Credit - Bloomberg
A small Japanese hedge fund has managed to clamber its way to double-digit annual returns despite focusing solely on the country’s zero-yielding government bond market.
Wednesday 23, January 2019
(Bloomberg)--Amulet Capital Management Co. enjoyed an average annual return of 22 per cent over the past three years, according to chief executive officer Toshiharu Matsuda, a former derivatives trader with Nomura Holdings Inc. The fund employs a trend-following JGB futures trading strategy and has found itself on the right side of market reaction to policy changes from the Bank of Japan.
“Even with the probability of an imminent policy tweak faded for now, there will always be lingering speculation about the BOJ taking some action,” Matsuda said in an interview last week. “As long as volatility is born out of such speculation, there is an opportunity to make money.”

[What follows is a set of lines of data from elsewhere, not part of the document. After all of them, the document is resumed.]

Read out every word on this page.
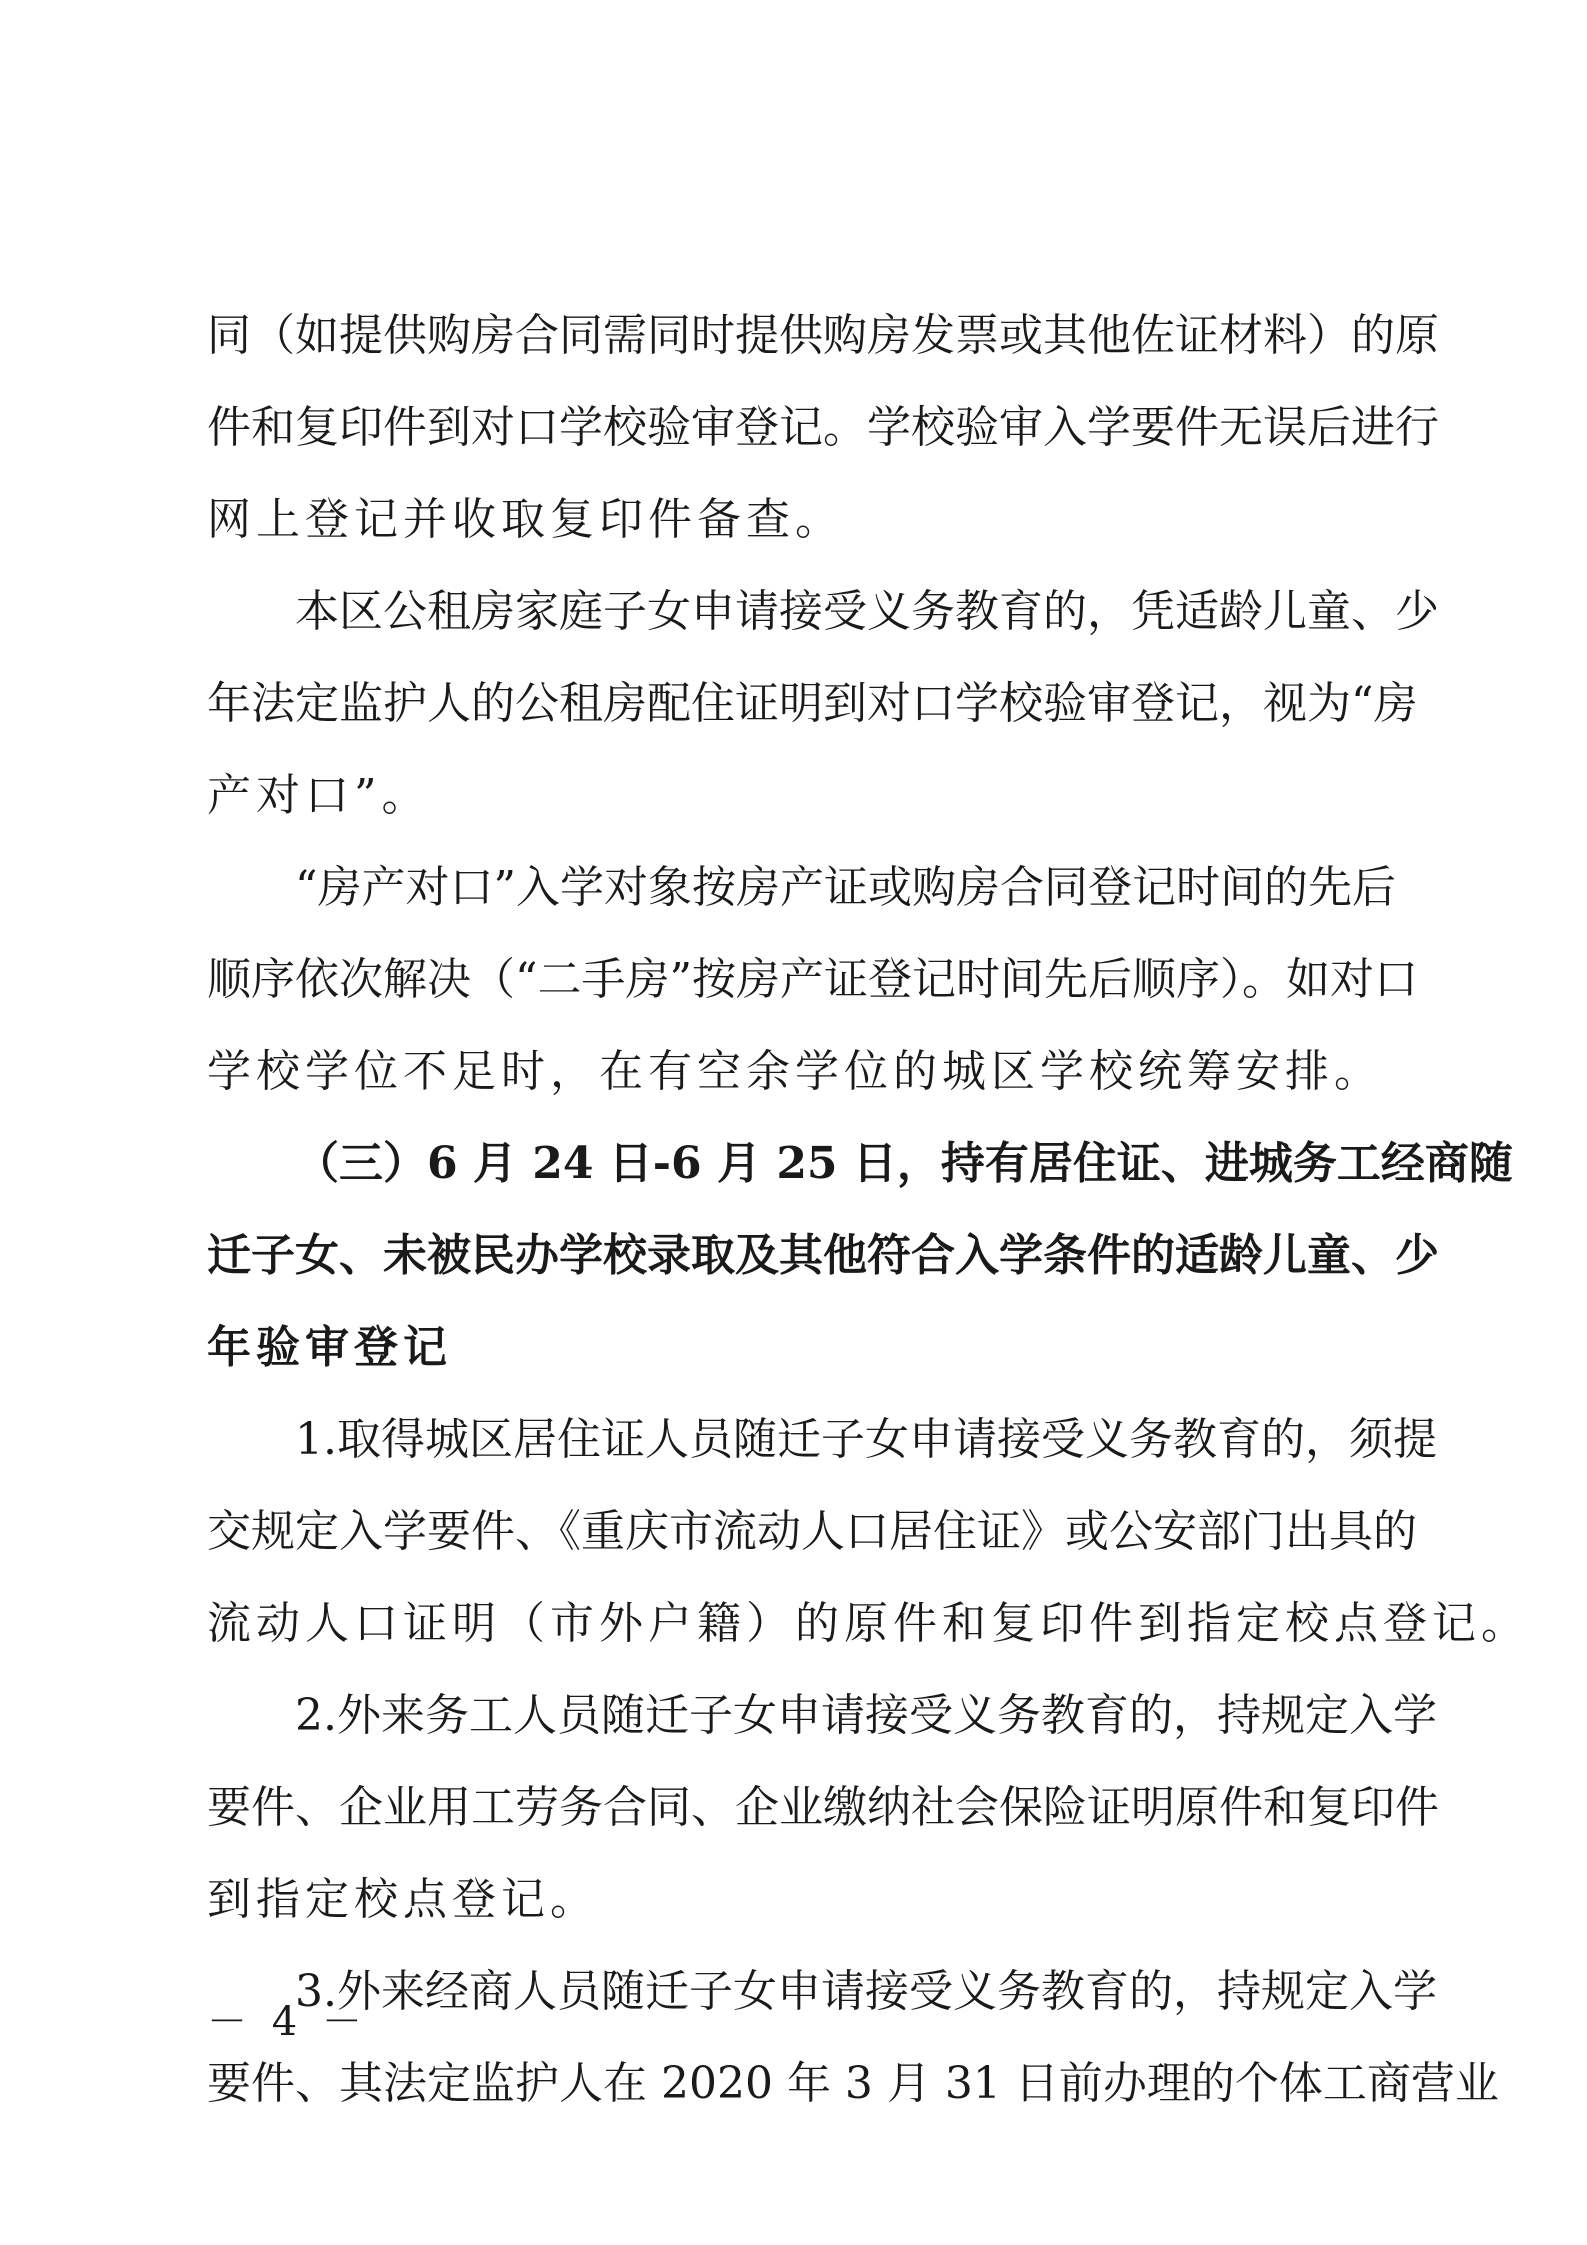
同（如提供购房合同需同时提供购房发票或其他佐证材料）的原
件和复印件到对口学校验审登记。学校验审入学要件无误后进行
网上登记并收取复印件备查。
本区公租房家庭子女申请接受义务教育的，凭适龄儿童、少
年法定监护人的公租房配住证明到对口学校验审登记，视为“房
产对口”。
“房产对口”入学对象按房产证或购房合同登记时间的先后
顺序依次解决（“二手房”按房产证登记时间先后顺序）。如对口
学校学位不足时，在有空余学位的城区学校统筹安排。
（三）6 月 24 日-6 月 25 日，持有居住证、进城务工经商随
迁子女、未被民办学校录取及其他符合入学条件的适龄儿童、少
年验审登记
1.取得城区居住证人员随迁子女申请接受义务教育的，须提
交规定入学要件、《重庆市流动人口居住证》或公安部门出具的
流动人口证明（市外户籍）的原件和复印件到指定校点登记。
2.外来务工人员随迁子女申请接受义务教育的，持规定入学
要件、企业用工劳务合同、企业缴纳社会保险证明原件和复印件
到指定校点登记。
3.外来经商人员随迁子女申请接受义务教育的，持规定入学
要件、其法定监护人在 2020 年 3 月 31 日前办理的个体工商营业
－ 4 －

Amulet profited from riding successfully the volatility in JGB futures in the two periods when the BOJ adjusted policy—outside of which trading dried up so much it wasn’t unusual for benchmark bonds not to trade at all some days last year. While its strategy may work for a fund with assets under management of less than JPY 1 billion ($9 million), it’s unlikely larger peers or banks could count on the same level of returns.
After deciding what the underlying trend in JGB futures is, seven-year-old Amulet uses a combination of short-term daily bets and those with a longer maturity to momentum trade, as well as attempt to time turning points in the market.
The strategy hit the jackpot in the third quarter of 2016, according to figures seen by Bloomberg, returning over 30 per cent when the fund was short as bonds slumped on the BOJ’s yield-curve control announcement.
Performance dipped into the red in the low volatility market of 2017 before returns rebounded last year as Japan’s central bank tweaked policy again, this time with an explicit goal to improve the functioning of the world’s second-biggest debt market.
Traders and banks though indicate in a survey that they didn’t see an improvement, a result that leaves the BOJ open to criticism that it needs to do more. Though price swings may have picked up, thirty-day volatility in 10-year JGB futures is currently 1.6 per cent, compared to 4.4 per cent for the US equivalent.
Still, even a fund like Amulet can find itself on the wrong side when the market does take off. An emergency margin call in JGB futures in December, triggered when prices were surging, led to losses according to Matsuda.
“When the rise in volatility is caused by a sudden move, it is inevitable that positions are hit if they happened to be on the wrong side,” he said. “We were riding the trend and making profits until the emergency margin call and ended up in negative in December.”